Mais laissons Sri Aurobindo nous décrire lui-même l’expérience telle
qu’il l’a faite la première fois avec un autre yogi, du nom de Bhaskar Lélé,
qui passa trois jours avec lui :
Sri Aurobindo -
Mai 1908
Tous les êtres mentaux développés, du moins ceux qui
dépassent la moyenne, doivent, d’une façon ou d’une autre, à certains moments
de l’existence et dans certains buts, séparer les deux parties de leur mental :
la partie active, qui est une usine de pensées, et la partie réservée,
maîtresse, à la fois Témoin et Volonté, qui observe, juge, rejette, élimine ou
accepte les pensées, ordonnant les corrections et les changements nécessaires ;
c’est le Maître de la maison mentale, capable d’indépendance. Mais le yogi va
encore plus loin ; il est non seulement le maître du mental, mais, tout en
étant dans le mental, il en sort pour ainsi dire, et il se tient au-dessus ou
tout à fait en arrière, libre. Pour lui, l’image de l’usine de pensées n’est
plus valable, car il voit que les pensées viennent du dehors, du Mental
universel ou de la Nature universelle, parfois formées et distinctes, parfois
sans forme, puis elles reçoivent une forme quelque part en nous.

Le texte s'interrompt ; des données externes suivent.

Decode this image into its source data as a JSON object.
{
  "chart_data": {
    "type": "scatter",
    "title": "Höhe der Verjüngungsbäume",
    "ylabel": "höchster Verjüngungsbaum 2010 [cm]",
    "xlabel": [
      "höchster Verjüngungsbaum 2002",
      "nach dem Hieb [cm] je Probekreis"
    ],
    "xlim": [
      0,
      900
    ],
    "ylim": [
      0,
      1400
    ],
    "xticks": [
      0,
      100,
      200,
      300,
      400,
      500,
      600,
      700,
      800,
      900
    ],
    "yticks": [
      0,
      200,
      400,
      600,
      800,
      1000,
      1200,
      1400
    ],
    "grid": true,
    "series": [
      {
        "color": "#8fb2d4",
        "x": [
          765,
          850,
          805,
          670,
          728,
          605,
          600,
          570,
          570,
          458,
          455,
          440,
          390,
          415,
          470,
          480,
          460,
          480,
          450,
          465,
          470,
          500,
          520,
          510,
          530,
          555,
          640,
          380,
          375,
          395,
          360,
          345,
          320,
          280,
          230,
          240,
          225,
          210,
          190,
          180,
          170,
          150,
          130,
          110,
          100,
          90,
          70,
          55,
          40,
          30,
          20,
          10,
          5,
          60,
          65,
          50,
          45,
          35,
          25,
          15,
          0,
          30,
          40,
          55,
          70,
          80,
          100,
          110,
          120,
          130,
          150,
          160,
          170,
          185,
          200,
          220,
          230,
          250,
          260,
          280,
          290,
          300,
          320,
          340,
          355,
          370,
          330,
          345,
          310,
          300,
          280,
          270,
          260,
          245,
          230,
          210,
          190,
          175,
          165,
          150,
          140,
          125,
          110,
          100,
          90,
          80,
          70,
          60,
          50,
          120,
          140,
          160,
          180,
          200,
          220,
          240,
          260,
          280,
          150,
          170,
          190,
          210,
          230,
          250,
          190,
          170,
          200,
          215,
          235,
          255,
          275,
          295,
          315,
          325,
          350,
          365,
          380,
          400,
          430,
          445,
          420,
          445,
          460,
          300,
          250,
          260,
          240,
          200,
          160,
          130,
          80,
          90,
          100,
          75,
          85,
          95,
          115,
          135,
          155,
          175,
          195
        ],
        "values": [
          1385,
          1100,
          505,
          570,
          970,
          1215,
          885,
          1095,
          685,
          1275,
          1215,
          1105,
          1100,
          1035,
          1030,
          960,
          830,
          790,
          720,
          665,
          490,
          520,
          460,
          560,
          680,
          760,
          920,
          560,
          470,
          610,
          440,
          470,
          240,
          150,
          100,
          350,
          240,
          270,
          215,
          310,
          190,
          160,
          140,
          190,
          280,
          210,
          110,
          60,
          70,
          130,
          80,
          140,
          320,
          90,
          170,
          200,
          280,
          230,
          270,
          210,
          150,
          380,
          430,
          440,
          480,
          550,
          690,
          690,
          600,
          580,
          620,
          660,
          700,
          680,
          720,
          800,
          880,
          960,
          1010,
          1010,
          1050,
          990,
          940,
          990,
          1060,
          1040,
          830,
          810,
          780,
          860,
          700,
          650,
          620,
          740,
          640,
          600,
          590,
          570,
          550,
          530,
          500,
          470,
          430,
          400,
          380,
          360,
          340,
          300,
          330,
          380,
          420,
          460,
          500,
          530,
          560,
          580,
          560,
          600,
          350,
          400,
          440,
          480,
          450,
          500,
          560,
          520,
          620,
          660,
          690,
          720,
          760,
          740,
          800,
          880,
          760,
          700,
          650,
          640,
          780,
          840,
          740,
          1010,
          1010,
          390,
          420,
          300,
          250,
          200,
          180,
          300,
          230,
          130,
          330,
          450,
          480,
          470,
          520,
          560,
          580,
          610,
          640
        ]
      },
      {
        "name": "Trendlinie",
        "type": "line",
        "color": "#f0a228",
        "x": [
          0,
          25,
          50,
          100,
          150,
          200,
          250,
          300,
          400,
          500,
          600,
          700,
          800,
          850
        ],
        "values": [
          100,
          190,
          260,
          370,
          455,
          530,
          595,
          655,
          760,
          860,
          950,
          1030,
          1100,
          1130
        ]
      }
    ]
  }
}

Le travail principal de notre mental est de répondre et
d’accepter ou de refuser ces ondes de pensée (de même pour les ondes vitales et
les ondes d’énergie physique subtile), ou de donner une forme mentale
personnelle à cette substance mentale (ou aux mouvements vitaux) venus de la
Nature-Force environnante.
J’ai une grande dette envers Lélé pour m’avoir montré ce
mécanisme : «Asseyez-vous en méditation, me dit-il, mais ne pensez pas,
regardez seulement votre mental ; vous verrez les pensées entrer dedans. Avant
qu’elles ne puissent entrer, rejetez-les, et continuez jusqu’à ce que votre
mental soit capable de silence complet.»
Je n’avais jamais entendu dire avant, que les pensées
puissent venir visiblement du dehors dans le mental, mais je ne songeai pas à
mettre en doute cette vérité ou cette possibilité ; simplement, je m’assis et
fis comme il m’était dit. En un instant, mon mental devint silencieux comme
l’air sans un souffle au sommet d’une haute montagne, puis je vis une, deux
pensées venir d’une façon tout à fait concrète, du dehors. Je les rejetai avant
qu’elles ne puissent entrer et s’imposer à mon cerveau. En trois jours, j’étais
libre.
À partir de ce moment, l’être mental en moi devint une
Intelligence libre, un Mental universel. Ce n’était plus un être limité au
cercle étroit des pensées personnelles, comme un ouvrier dans une usine de
pensées, mais un récepteur de connaissance qui recevait des cents royaumes de
l’être, libre de choisir ce qu’il voulait dans ce vaste empire de vision et ce
vaste empire de pensée.
Bhaskar Lélé
Parti d’une petite construction mentale où il se croyait à
l’aise et très éclairé, le chercheur regarde derrière lui et il se demande
comment il a pu vivre dans pareille prison. Il est frappé surtout de voir
comment pendant des années et des années il a vécu entouré d’impossibilités, et
comme les hommes vivent derrière des barrières : «On ne peut pas faire ceci, on
ne peut pas faire cela, c’est contraire à telle loi, contraire à telle autre,
c’est illogique, ce n’est pas naturel, c’est impossible…» Et il découvre que
tout est possible, et que la vraie difficulté est de croire que c’est
difficile. Après avoir vécu vingt ans, trente ans dans sa coquille mentale,
comme une sorte de bigorneau pensant, il commence à respirer au large.